Die WissenschaftlerInnen konnten jetzt auch die Auswirkung von Umwelteinflüssen auf das Infarktrisiko belegen. Die bisherigen Ergebnisse der Studie würden Annahmen untermauern, dass hohe Feinstaubkonzentrationen, wie sie in vielen Städten des Ruhrgebiets vorkommen, einen Infarkt begünstigen. „Der Feinstaub beschleunigt die Arterienverkalkung“, sagt Karl-Heinz-Jöckel, Leiter der medizinischen Fakultät der Uni Duisburg-Essen.

Doch gerade die ultrafeinen Partikel, die zum Herzinfarkt führen können, werden von den meisten Messstationen in Nordrhein-Westfalen nicht registriert, kritisiert Dirk Jansen, Sprecher des Bundes für Umwelt und Naturschutz (BUND) NRW. Nur sechs von den 70 Stationen seien überhaupt in der Lage, zwischen gröberen und feineren Partikeln zu differenzieren. „Die Messgeräte müssen unbedingt nachgerüstet werden“, appelliert Jansen an den zukünftigen Umweltminister von Nordrhein-Westfalen. Die hohen Kosten, mit denen solche Forderungen abgewiesen würden, hält er für ein schwaches Argument. „Es geht hier schließlich „um Leben und Tod.“

Dass sich die Feinstäube direkt auf die Lebenszeit der RevierbewohnerInnen auswirken, beweist eine laufende Studie des Umweltministeriums in mehreren Großstädten (siehe Kasten). Die ersten Auswertungen, die die aus dem Amt scheidende Ministerin Bärbel Höhn (Grüne) im Mai vorstellte, beweisen, dass die Erhöhung der Feinstaubkonzentration die Sterblichkeitsquote durch zum Beispiel Herzinfarkt die Lebenszeit der RevierbewohnerInnen um viele Jahre verkürzen kann.

Auch Menschen, die in der Nähe von Industrieanlagen wohnen, leben mit einem erhöhten Gesundheitsrisiko. Das ergab die so genannte Hotspot-Studie vom August 2004. Dabei fand das Umweltministerium heraus, dass Mütter aus den Belastungsarealen Dortmund-Hörde, Duisburg-Nord und Duisburg-Süd besonders stark gefährdet sind. In Dortmund-Hörde waren Erkrankungen und Beschwerden der Atemwege sowie Allergien besonders stark vorhanden. In Duisburg-Süd wurde bei den Kindern eine erhöhte Bleibelastung, bei den Müttern eine starke Cadmiumbelastung festgestellt.

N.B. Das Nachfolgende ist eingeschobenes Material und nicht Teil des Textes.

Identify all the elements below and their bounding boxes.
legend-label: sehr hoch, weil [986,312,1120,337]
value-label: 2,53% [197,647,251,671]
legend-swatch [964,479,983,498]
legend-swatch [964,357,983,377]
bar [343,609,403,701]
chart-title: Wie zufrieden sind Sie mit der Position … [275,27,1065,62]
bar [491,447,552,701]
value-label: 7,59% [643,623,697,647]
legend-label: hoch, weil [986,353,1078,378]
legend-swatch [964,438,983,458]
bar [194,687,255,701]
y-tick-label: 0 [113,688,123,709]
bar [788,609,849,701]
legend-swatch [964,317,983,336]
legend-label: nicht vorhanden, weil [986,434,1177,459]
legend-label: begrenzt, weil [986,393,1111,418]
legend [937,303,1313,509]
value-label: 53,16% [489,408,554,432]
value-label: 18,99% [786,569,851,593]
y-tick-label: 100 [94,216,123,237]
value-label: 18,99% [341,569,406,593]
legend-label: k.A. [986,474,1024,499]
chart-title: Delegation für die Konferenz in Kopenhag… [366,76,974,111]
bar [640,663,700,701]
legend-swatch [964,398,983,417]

Nicht nur der Feinstaub, auch der Verkehrslärm verstärkt das Herzinfarktrisiko. Dies untersuchte das Bundesumweltamt im vergangenen Jahr. Das Risiko, einen Herzinfarkt zu erleiden, steigt bei Männern um etwa 30 Prozent, wenn sie längere Zeit in Gebieten mit hohem Verkehrslärm wohnen.